Mais passons. De même, la Fatiha a plusieurs noms, dont on peut lire la signification avant d’en découvrir les vertus thérapeutiques et même exorcistiques. C’est aussi dans cette introduction qu’on apprend que la Fatiha s’appelle notamment les «sept répétés» car elle «est répétée dans la prière, et parce qu’elle est lue dans chaque rak’a» (cycle de prière). En note de bas de page, Ramadan nous précise aussi que «le croyant récite cette sourate au moins dix-sept fois par jour».

Ensuite, Hani Ramadan procède à l’exégèse des sept versets de la Fatiha.
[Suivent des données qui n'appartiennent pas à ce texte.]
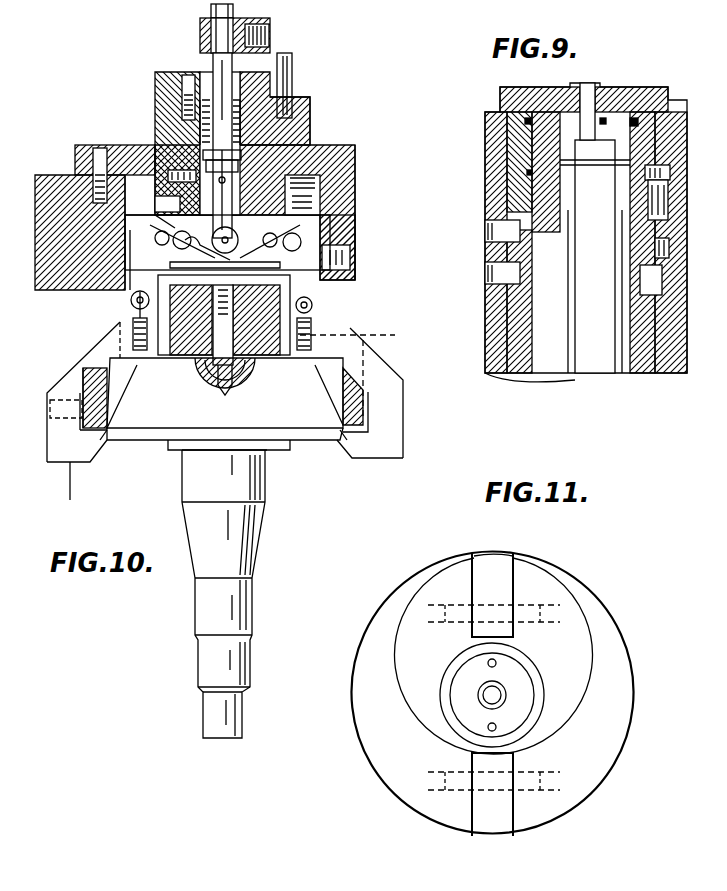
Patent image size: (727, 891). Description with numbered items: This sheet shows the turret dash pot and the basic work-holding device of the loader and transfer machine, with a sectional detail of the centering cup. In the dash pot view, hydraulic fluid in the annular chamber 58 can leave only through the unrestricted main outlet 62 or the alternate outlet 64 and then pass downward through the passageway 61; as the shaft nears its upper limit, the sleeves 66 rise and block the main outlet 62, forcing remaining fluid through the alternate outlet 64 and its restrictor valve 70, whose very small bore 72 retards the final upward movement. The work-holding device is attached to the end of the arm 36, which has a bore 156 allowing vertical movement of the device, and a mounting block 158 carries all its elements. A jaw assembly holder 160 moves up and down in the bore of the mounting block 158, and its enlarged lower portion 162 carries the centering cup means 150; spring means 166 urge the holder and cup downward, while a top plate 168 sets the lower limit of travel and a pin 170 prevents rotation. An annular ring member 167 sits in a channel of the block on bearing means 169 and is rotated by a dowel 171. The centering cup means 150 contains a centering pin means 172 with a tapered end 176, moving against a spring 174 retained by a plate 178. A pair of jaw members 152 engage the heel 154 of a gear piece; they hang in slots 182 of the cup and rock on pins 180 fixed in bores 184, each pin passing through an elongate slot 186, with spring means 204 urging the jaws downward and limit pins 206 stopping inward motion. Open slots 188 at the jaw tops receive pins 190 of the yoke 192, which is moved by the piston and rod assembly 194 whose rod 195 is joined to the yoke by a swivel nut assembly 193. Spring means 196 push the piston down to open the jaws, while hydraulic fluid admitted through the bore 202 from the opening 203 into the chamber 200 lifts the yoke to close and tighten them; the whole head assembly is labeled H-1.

In FIG. 10, the arm 36 is at (66, 170).
In FIG. 9, the annular chamber 58 is at (570, 257).
In FIG. 9, the passageway 61 is at (668, 322).
In FIG. 9, the main outlet 62 is at (595, 228).
In FIG. 9, the alternate outlet 64 is at (670, 180).
In FIG. 9, the sleeves 66 is at (655, 290).
In FIG. 9, the restrictor valve 70 is at (668, 215).
In FIG. 9, the small bore 72 is at (672, 248).
In FIG. 10, the centering cup means 150 is at (360, 405).
In FIG. 10, the jaw members 152 is at (405, 432).
In FIG. 10, the heel 154 is at (292, 450).
In FIG. 10, the bore 156 is at (120, 292).
In FIG. 10, the mounting block 158 is at (310, 100).
In FIG. 10, the jaw assembly holder 160 is at (180, 125).
In FIG. 10, the enlarged lower portion 162 is at (335, 244).
In FIG. 10, the spring means 166 is at (330, 212).
In FIG. 10, the annular ring member 167 is at (125, 204).
In FIG. 10, the top plate 168 is at (165, 82).
In FIG. 10, the bearing means 169 is at (170, 172).
In FIG. 10, the pin 170 is at (292, 66).
In FIG. 10, the dowel 171 is at (80, 232).
In FIG. 10, the centering pin means 172 is at (223, 399).
In FIG. 10, the spring 174 is at (256, 320).
In FIG. 10, the tapered end 176 is at (232, 388).
In FIG. 10, the plate 178 is at (224, 315).
In FIG. 10, the pin 180 is at (132, 312).
In FIG. 11, the slots 182 is at (505, 560).
In FIG. 11, the bores 184 is at (455, 635).
In FIG. 10, the elongate slot 186 is at (312, 300).
In FIG. 10, the open slots 188 is at (175, 248).
In FIG. 10, the pins 190 is at (80, 285).
In FIG. 10, the yoke 192 is at (270, 262).
In FIG. 10, the swivel nut assembly 193 is at (195, 206).
In FIG. 10, the piston and rod assembly 194 is at (252, 150).
In FIG. 10, the rod 195 is at (320, 198).
In FIG. 10, the spring means 196 is at (275, 132).
In FIG. 10, the chamber 200 is at (300, 162).
In FIG. 10, the bore 202 is at (200, 35).
In FIG. 10, the opening 203 is at (270, 38).
In FIG. 10, the spring means 204 is at (363, 374).
In FIG. 10, the limit pins 206 is at (62, 483).
In FIG. 10, the head assembly H-1 is at (374, 166).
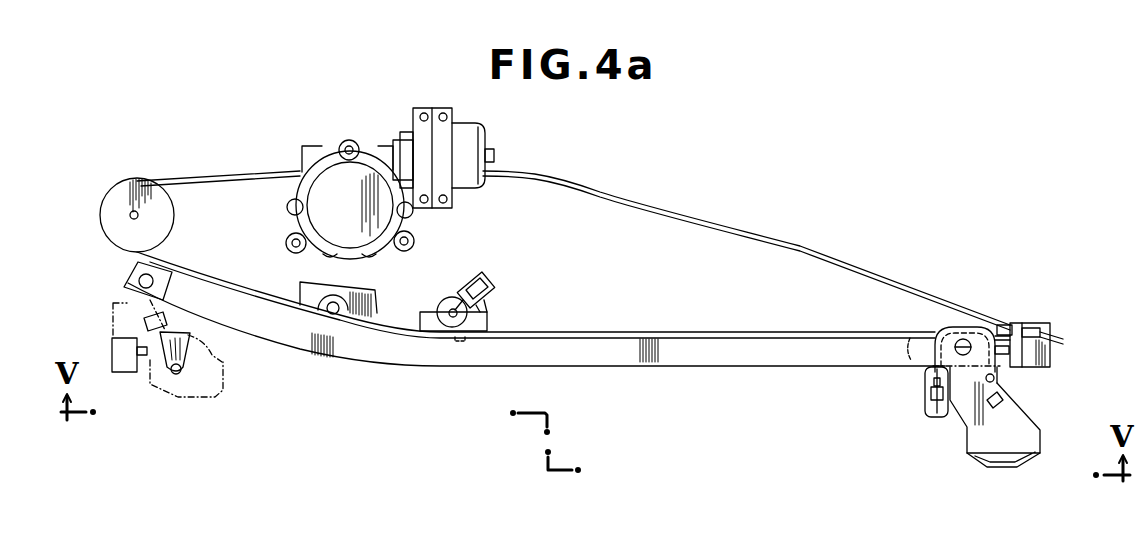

C’est un texte intéressant, qui insiste (écrit en gras) par exemple sur le fait que Allah «est tout miséricordieux (rahîm) vis-à-vis des croyants» et que le prophète est un «Messager… compatissant et tout miséricordieux (rahîm) envers les croyants» (Coran 9.128).

Je passe directement au 7e verset, qui comporte une interprétation sortant un peu de l’orthodoxie ordinaire. Voici ce verset: «Le chemin de ceux que Tu as comblés de Tes bienfaits, non de ceux qui ont encouru Ta colère, ni des égarés.» Ramadan décrit ensuite qui sont ces trois catégories de gens. Pour la première catégorie, tout reste standard: ce sont les prophètes, les véridiques, les martyrs et les vertueux selon le Coran (4/69) ou les prophètes, les croyants ou les musulmans selon divers avis de savants.

Pour les deux autres catégories, Ramadan adopte toutefois un point de vue comportant une touche de modernisme qui semble héritée de Sayyid Qutb, célèbre membre des Frères musulmans égyptiens et théoricien du jihad moderne, que Ramadan cite d’ailleurs dans sa conclusion. Comme Qutb, en effet, Ramadan écarte l’interprétation standard, qu’il mentionne tout de même, pour élargir ces deux catégories à tous ceux dont on ne peut pas dire qu’ils «s’engagent sur la voie du savoir authentique et de la volonté sincère. En d’autres termes: ceux qui, adorant Dieu seul, suivent l’exemple du Prophète (…).»

Pour l’interprétation usuelle de ces deux catégories, je renvoie le lecteur à la collection complète des exégèses coraniques de ce verset dans La Fatiha et la culture de la haine: Interprétation du 7e verset à travers les siècles. Qu’il suffise ici de savoir qu’il s’agit simplement des juifs (qui encourraient la colère de Dieu) et des chrétiens (qui seraient égarés), selon le Coran et Mahomet. Oui, les musulmans standard (se) rappellent par ce biais au moins 17 fois par jour que les juifs encourent la colère de Dieu et que les chrétiens sont égarés. Et ceux qui suivent plutôt Ramadan (ou les Frères musulmans) (se) rappellent au moins 17 fois par jour que tous les non-musulmans sont exclus de la bénédiction de Dieu (c’est-à-dire maudits).

En conclusion, Ramadan nous invite à considérer la Fatiha et ses plus de 6000 répétitions par an comme la «clef de la vie spirituelle» et nous appelle au service de «la plus noble cause, celle de la soumission à Dieu», c’est-à-dire à l’islam.